Sie ist 38 Meter lang, hat eine Neigung zwischen 32 und 34 Grad und sollte zwei Straßen miteinander verbinden: Die Rede ist von einer Rutsche im spanischen Estepona. Doch nur einen Tag konnten Menschen an der Costa del Sol die Rutschbahn nutzen, dann wurde sie gesperrt – wegen Sicherheitsbedenken.

Wie mehrere Medien, unter anderem der „Guardian“, berichteten, war die Edelstahl-Konstruktion am vergangenen Donnerstag eröffnet worden. Nach nur einem Tag musste sie jedoch wieder schließen, weil sich mehrere Menschen danach über Verletzungen beschwert hatten.
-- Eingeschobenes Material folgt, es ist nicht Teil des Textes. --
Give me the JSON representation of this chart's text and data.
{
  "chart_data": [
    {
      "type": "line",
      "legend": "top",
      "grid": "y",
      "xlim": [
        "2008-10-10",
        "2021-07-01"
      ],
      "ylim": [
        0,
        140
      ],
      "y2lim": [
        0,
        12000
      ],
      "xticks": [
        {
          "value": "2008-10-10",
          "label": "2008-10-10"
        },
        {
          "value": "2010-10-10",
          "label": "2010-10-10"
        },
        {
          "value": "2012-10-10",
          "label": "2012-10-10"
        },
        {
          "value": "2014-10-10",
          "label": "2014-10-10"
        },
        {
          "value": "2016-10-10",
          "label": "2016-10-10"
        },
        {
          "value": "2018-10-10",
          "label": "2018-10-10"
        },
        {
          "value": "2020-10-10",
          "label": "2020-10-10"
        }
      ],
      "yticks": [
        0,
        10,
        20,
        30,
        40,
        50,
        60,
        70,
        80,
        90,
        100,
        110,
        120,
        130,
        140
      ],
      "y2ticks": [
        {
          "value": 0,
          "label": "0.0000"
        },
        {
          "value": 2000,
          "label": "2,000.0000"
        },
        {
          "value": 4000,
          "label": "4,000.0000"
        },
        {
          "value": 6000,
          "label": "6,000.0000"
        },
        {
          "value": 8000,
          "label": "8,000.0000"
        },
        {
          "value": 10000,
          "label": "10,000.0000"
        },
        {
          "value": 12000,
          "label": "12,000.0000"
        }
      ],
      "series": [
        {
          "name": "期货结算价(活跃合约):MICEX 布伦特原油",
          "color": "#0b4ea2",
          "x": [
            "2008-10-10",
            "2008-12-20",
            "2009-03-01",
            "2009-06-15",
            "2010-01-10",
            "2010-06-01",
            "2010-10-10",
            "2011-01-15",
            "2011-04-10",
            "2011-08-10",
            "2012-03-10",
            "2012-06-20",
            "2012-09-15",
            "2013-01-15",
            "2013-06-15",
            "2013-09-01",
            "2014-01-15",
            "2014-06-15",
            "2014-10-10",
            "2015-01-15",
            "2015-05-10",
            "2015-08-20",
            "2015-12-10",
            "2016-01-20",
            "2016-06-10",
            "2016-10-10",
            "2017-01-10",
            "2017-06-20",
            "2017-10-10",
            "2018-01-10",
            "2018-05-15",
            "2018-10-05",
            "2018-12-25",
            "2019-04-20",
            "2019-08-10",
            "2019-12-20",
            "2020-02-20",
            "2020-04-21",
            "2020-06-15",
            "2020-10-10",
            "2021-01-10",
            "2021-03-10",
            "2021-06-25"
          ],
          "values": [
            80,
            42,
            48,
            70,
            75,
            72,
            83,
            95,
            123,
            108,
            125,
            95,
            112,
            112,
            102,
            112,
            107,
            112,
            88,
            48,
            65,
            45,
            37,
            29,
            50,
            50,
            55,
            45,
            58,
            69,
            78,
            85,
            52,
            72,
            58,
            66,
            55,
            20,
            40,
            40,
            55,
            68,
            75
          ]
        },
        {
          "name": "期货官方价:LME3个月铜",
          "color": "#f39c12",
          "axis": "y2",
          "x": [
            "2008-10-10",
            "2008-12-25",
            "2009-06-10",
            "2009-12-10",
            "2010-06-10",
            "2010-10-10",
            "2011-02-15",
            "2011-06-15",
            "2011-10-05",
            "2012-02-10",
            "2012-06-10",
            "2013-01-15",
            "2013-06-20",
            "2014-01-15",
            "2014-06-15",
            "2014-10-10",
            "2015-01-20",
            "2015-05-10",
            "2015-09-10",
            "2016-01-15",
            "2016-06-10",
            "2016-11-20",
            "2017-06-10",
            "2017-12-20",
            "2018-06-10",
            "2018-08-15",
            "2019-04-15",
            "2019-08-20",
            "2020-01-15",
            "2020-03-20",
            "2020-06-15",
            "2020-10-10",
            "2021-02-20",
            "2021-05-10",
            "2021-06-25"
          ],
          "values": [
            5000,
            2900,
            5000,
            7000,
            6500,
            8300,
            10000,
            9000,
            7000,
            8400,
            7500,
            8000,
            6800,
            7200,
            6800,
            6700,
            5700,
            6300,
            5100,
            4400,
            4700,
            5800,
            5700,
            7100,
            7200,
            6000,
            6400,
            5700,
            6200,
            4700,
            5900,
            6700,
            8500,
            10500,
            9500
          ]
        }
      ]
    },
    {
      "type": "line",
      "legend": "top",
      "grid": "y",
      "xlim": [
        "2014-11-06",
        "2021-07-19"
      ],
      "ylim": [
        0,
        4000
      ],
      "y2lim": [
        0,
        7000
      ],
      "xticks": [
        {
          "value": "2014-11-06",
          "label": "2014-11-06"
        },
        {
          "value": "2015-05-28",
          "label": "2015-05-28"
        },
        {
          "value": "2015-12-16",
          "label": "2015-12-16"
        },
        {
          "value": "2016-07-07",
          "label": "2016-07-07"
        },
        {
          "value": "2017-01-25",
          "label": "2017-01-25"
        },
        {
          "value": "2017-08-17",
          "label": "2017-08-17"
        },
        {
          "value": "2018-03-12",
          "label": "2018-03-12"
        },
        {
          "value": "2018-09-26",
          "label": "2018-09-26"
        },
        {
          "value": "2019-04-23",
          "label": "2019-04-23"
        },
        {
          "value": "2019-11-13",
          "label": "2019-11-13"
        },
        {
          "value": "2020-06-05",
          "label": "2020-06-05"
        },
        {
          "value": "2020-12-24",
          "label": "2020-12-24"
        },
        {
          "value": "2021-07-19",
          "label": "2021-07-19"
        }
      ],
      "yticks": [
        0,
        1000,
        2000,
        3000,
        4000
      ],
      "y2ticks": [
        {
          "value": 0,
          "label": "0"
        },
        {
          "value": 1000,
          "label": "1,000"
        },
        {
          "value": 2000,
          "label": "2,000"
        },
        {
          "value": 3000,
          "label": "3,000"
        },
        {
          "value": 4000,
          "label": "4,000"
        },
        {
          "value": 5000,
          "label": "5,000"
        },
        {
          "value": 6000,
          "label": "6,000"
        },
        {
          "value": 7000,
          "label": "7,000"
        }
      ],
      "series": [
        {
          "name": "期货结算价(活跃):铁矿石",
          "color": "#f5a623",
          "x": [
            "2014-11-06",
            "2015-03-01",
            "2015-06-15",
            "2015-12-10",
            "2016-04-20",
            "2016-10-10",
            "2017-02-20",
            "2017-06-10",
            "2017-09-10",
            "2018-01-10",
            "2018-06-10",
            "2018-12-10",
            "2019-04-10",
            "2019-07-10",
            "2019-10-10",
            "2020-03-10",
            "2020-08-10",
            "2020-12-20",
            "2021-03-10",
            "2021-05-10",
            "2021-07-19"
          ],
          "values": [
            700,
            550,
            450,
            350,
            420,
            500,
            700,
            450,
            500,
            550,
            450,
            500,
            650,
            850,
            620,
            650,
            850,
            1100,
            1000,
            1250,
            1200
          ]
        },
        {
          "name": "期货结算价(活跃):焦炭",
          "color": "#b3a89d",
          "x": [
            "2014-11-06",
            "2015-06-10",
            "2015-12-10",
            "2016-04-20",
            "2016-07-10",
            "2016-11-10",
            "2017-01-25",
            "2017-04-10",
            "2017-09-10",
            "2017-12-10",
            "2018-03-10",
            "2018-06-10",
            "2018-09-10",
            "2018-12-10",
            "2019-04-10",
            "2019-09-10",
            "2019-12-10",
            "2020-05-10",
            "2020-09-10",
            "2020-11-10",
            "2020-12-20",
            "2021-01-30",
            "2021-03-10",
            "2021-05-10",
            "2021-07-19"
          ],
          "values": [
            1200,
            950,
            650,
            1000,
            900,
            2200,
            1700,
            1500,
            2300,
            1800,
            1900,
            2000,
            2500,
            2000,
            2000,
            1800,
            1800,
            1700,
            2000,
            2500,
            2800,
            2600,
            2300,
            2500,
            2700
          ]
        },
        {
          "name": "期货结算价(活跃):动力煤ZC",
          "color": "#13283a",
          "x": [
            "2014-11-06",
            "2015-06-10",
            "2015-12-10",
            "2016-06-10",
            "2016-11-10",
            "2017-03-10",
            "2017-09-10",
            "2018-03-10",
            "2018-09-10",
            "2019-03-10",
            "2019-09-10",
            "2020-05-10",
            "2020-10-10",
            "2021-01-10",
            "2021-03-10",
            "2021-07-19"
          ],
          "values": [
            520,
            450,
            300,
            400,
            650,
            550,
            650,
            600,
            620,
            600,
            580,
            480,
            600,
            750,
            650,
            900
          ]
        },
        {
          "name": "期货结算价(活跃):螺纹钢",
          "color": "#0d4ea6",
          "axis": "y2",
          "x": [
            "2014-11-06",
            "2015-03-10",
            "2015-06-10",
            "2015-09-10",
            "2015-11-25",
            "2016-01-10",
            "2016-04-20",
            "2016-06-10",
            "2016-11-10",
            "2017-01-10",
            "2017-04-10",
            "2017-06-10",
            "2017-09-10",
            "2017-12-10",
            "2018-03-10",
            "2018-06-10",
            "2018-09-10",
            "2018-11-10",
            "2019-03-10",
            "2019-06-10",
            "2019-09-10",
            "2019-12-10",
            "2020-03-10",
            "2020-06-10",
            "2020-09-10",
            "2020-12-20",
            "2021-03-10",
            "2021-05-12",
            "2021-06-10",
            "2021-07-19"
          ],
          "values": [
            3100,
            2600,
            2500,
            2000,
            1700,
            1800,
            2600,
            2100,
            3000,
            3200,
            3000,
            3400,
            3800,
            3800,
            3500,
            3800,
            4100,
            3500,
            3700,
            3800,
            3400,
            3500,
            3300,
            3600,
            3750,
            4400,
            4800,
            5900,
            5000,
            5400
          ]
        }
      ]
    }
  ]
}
Videos in den sozialen Netzwerken zeigen, wie Menschen die steile Bahn hinunterrutschen. Manche beschleunigen dabei so sehr, dass sie am Ende in den aufgeschütteten Sand fliegen.

Eine Frau zeigte auf Twitter Fotos ihrer abgeschürften Ellenbogen. Sie sei so schnell gerutscht, dass sie am Ende zwei Meter weit geflogen sei, schrieb die Frau. Die Polizei habe darüber nur gelacht.

Nach mehreren Beschwerden ließ die Stadt die Rutsche sperren. Das Unternehmen, das die Abfahrt baute, soll diese nun prüfen.

In einer Stellungnahme wies die Stadt darauf hin, dass Nutzer der Rutsche die Sicherheitsvorschriften beachten sollten. So sei es besser, im Sitzen statt im Liegen zu rutschen und die Arme während der Abfahrt im Inneren der Konstruktion nah am Körper zu lassen.

Die Bilder, die über die sozialen Netzwerke verbreitet wurden, seien Einzelfälle gewesen. Mehr als tausend Menschen hätten die Rutsche ordnungsgemäß benutzt, schrieb die Stadt.